The Ancient Forests Alliance, Sierra Club of British Columbia and the Wilderness Committee have joined with unions representing pulp and paper workers to ask the government to ban exports from old-growth forests, impose higher taxes on second-growth exports and introduce policies that would require more value-added manufacturing in the province.
“Last year, B.C. forest companies exported enough raw logs to frame nearly 134,000 homes, which equals roughly half of Vancouver’s single-family homes,” said Arnold Bercov, president of the Public and Private Workers of Canada. “Thousands of good-paying jobs in rural communities are at risk every day that the government fails to act.”
That assertion is based on a research paper from the Canadian Centre for Policy Alternatives that suggested between 2013 and 2016, more raw logs were shipped from B.C. than during any other four-year period in the province’s history.
According to the centre, nearly 26 million cubic meters of raw logs were shipped from B.C. over the last four years.
Had that wood been processed in the province, it could have generated 3,600 new jobs, the paper said.
“One huge concern for forest industry workers and environmental organizations alike is that the door appears to be wide open for companies to close sawmills and simply increase their log exports,” said CCPA researcher Ben Parfitt. “That is a recipe for disaster for our environment, our economy and rural and First Nation communities.”
But the forest companies and the government argue the export of logs is an essential part of the forest industry.
“First of all, we don’t agree with the outcome or the assertions made in terms of the [job] numbers. What we do know is log exports are part of an integrated forest sector, and further restrictions on log exports would result in job losses ... it would not create additional jobs,” said Minister of Forests Steve Thomson.
Thomson noted overall log exports account for less than seven per cent of the total harvest in B.C.
Thomson also pointed out logs are first made available to the domestic market before they can be sold overseas, and high-value logs such as western red cedar cannot be exported.
Rick Jeffery, president of the Coast Forest Products Association, won’t argue that log exports have increased, but he points out the total harvest has also increased, resulting in jobs in B.C..
“Exports have climbed since 2008 to somewhere in the six million cubic metres range, and that is almost entirely the China phenomenon. There’s a significant demand for logs in China as there is a significant demand for lumber, and we have been very successful in selling hemlock lumber and hemlock logs into the China market,” Jeffery said.
He also noted that without log exports it would not be economical to harvest in some remote regions.

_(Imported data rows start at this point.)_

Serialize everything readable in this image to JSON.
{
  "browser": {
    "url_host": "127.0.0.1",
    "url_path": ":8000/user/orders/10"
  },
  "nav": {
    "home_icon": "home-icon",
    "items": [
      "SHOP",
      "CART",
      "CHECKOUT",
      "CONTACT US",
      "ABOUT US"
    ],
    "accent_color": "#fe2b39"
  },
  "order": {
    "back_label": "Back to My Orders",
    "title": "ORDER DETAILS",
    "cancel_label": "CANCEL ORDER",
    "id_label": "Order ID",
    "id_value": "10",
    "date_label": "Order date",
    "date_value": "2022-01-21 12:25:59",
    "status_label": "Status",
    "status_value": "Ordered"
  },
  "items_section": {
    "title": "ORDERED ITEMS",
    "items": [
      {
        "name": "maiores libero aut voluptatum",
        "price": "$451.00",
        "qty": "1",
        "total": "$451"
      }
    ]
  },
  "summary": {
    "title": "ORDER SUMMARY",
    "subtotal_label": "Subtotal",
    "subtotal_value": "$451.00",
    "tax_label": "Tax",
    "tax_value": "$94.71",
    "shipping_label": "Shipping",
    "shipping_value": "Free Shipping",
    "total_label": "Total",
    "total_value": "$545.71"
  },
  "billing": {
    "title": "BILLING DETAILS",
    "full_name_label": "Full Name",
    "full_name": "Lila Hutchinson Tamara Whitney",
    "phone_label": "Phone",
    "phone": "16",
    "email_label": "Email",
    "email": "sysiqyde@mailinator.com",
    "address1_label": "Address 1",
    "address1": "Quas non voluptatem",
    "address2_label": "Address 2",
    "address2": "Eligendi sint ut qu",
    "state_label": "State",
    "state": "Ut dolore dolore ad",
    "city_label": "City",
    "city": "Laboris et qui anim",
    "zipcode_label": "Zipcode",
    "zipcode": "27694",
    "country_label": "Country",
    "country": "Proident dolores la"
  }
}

Jeffery said there are two types of log exports. The bulk of them go through the surplus test and are put on the market for any domestic mill to bid on before being exported.
The second are logged under provincial orders-in-council that allow exports from timber stands in remote regions that might not have manufacturing facilities or where logging would be too difficult and expensive otherwise.
“So they export a portion of it and the rest appears in front of domestic sawmills,” Jeffery said. “The log exports provide jobs for loggers, First Nations, longshoremen and the like, but it also offers a supply of logs to domestic sawmills that wouldn’t be available otherwise.”
Jeffery disagrees with the assertion the logs exported represent jobs sent offshore, and noted there would be job losses for loggers, sawmill workers and everyone involved in the industry down the line. “There would be significant numbers of job losses if we didn’t [export] ... there would be considerable contraction in both logging and manufacturing on the coast,” he said.